El Niño and La Niña are important climatic phenomena that affect the climate globally, causing flooding and droughts as well as changes in seasonal weather patterns. The GLOBE El Niño Field Campaign relies on trained citizen scientists to collect and share important local data to discover where and how much El Niño’s global impact affects local climates.
You have probably observed changes in weather patterns in your community — a drier-than-usual spring, an extra-cold winter. This project is your opportunity to learn more about the changes where you are and help NASA ground-truth satellite data measuring global snapshots.
Four Protocols to Collect Data for the El Nino campaign.
To support GLOBE in this long-term campaign, we are recruiting, training, and equipping participants for four separate but related protocols representing a range of commitments from a light touch to an in-depth experience, based on the needs and interests of you and your community.
The four protocols range from atmosphere to ground observations; from very simple to more complex:
- The cloud protocol: a quick assessment of the type and density of cloud cover as viewed from the collection site.
- The surface temperature protocol: uses a simple tool to capture nine measurements that are averaged to submit a reading to GLOBE.
- The precipitation protocol: documents rainfall from day to day or more frequently on a rainy day to provide data about rainfall volumes and rates
- The Soil Moisture Active Passive (SMAP) protocol: provides data about soil moisture that can be used to ground truth a NASA satellite that is in orbit.

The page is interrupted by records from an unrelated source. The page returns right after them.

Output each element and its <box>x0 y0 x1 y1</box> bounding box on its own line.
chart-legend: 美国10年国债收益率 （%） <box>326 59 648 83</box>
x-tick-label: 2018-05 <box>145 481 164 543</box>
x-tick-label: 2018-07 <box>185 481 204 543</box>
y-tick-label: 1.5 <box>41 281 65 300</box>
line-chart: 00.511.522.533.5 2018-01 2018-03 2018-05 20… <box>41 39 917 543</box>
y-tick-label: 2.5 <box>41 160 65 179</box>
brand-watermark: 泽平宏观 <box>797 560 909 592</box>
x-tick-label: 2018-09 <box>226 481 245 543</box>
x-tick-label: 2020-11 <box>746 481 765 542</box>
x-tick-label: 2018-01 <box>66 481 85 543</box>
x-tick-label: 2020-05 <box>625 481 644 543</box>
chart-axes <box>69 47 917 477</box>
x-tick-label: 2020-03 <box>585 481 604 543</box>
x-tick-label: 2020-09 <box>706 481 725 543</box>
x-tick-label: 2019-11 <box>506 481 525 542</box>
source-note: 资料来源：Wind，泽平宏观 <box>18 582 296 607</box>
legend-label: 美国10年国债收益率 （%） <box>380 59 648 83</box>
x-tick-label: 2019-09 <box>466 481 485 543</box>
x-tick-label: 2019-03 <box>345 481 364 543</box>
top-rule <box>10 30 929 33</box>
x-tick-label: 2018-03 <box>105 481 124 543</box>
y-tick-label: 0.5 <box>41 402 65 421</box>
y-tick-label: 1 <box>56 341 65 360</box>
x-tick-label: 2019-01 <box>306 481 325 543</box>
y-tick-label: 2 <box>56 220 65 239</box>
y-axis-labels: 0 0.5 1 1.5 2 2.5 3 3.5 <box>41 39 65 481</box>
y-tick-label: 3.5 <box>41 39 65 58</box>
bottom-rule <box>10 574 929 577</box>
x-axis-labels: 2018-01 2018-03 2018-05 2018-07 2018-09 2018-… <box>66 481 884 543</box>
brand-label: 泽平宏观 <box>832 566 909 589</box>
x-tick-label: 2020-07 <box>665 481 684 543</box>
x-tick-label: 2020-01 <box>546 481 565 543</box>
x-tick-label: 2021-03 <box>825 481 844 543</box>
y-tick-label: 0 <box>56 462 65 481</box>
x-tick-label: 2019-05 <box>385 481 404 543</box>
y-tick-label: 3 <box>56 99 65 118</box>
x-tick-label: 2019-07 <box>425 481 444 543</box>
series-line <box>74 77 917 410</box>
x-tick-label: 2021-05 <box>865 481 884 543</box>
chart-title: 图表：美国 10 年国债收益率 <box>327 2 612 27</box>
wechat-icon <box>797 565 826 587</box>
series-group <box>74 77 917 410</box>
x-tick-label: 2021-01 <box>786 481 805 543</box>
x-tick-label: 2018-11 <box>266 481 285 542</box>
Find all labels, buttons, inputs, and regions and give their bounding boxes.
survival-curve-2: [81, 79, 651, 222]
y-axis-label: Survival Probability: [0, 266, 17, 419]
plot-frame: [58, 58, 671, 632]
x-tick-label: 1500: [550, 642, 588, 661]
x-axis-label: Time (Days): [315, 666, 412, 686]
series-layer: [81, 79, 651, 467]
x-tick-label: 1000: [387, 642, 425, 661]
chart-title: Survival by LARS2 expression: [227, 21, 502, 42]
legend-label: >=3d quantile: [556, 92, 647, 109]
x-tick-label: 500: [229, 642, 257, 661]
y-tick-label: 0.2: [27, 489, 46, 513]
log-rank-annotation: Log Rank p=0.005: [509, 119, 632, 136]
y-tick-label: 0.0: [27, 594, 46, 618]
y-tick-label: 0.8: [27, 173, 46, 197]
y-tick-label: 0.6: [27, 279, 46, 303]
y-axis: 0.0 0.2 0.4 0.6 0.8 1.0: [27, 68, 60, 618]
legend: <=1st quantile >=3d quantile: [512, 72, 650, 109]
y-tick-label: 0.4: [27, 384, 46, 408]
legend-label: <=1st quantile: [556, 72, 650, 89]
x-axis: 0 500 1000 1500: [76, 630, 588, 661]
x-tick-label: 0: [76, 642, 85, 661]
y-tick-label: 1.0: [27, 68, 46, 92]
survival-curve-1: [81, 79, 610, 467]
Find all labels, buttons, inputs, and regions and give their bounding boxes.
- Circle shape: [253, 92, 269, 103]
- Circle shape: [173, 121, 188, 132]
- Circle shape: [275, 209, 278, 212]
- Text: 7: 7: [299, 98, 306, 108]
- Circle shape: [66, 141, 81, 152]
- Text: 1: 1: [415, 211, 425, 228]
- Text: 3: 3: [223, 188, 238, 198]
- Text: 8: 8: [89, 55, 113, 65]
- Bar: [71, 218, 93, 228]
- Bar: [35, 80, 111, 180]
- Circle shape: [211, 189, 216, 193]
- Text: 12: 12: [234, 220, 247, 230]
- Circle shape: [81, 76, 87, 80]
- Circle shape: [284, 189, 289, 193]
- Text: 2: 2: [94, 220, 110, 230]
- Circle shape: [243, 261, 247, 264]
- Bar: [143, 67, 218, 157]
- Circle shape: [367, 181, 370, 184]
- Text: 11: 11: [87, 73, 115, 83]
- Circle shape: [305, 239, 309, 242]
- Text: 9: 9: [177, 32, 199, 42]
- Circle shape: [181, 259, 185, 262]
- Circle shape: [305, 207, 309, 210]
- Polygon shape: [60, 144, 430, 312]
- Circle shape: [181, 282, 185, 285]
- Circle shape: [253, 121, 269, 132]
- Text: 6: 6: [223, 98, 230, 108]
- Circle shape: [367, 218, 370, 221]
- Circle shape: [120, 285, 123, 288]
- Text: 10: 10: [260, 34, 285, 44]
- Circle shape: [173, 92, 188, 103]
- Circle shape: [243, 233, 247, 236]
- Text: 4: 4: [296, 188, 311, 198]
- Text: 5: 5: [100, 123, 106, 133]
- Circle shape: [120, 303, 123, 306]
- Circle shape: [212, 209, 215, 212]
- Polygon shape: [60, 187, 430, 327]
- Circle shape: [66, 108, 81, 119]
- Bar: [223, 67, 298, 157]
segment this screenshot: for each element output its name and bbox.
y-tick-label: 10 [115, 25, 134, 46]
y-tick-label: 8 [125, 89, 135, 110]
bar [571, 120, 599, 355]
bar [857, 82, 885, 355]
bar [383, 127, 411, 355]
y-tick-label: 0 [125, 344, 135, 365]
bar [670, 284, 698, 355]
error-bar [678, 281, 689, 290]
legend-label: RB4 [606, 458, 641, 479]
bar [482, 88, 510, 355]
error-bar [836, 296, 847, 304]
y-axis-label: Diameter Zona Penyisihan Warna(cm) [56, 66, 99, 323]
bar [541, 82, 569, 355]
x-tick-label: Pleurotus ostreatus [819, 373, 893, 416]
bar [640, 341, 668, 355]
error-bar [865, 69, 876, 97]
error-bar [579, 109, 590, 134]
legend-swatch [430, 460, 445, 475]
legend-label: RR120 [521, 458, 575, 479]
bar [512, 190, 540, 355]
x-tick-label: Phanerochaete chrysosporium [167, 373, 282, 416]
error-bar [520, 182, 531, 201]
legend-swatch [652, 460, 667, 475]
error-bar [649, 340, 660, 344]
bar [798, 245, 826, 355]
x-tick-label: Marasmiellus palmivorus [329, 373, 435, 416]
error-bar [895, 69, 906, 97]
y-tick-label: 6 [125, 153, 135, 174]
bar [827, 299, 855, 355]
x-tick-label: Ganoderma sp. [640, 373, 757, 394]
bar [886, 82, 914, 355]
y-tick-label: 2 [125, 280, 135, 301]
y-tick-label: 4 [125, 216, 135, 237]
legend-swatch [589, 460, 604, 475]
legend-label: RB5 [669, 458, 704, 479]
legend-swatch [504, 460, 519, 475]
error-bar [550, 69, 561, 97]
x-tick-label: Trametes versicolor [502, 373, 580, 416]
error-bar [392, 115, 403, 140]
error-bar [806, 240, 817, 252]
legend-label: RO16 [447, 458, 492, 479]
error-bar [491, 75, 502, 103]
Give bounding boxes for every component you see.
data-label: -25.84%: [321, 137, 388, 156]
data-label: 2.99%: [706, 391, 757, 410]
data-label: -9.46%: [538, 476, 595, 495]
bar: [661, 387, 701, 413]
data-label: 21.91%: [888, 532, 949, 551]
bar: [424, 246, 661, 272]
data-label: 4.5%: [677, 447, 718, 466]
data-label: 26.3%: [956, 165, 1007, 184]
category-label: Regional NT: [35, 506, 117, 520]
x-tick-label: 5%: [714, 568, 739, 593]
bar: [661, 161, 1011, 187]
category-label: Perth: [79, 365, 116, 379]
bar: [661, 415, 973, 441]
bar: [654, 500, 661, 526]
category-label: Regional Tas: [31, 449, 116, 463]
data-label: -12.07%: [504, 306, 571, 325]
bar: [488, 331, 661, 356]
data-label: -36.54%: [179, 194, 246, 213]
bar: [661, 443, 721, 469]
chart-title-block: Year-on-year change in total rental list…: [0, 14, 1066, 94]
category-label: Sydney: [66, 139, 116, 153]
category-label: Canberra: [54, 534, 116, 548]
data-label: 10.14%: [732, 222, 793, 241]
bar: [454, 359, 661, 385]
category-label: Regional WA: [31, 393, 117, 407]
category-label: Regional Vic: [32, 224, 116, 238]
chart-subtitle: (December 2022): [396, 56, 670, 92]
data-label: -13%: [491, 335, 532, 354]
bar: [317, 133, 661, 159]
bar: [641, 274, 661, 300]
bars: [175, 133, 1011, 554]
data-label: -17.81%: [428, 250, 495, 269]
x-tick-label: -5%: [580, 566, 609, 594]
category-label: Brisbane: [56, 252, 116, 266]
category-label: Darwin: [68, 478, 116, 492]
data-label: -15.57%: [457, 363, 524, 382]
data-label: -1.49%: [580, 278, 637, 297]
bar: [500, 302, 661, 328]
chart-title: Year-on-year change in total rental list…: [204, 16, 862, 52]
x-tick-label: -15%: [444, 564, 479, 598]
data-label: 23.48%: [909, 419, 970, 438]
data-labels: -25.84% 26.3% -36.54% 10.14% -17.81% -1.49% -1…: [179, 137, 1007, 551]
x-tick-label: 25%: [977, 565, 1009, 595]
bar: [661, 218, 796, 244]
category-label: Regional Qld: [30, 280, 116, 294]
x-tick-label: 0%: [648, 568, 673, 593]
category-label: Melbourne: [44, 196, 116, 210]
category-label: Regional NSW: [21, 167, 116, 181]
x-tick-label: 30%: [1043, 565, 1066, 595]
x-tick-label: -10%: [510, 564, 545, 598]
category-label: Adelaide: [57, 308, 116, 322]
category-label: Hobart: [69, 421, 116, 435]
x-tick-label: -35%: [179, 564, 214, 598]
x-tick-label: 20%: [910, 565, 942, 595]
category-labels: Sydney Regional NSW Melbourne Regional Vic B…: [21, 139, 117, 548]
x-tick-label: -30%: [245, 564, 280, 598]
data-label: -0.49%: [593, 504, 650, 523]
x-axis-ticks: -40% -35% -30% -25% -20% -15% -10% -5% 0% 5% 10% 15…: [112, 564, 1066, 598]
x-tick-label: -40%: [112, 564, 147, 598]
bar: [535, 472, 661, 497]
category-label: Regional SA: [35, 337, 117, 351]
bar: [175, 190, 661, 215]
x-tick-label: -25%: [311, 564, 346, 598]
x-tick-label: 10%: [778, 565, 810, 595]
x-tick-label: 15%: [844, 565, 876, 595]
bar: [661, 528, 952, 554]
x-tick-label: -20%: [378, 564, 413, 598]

All of these protocols help us to understand how climate change affects the global water cycle. Changes in the water cycle, such as increased periods of drought and increases in rain or snowfall, significantly impact people’s lives, biodiversity, food production and more. Some regions will see the impact of climate change long before others, but all of us will be affected by changing water patterns in our lifetime. The more granular data we have from citizen scientists, the more we can understand the changes and how to mitigate them.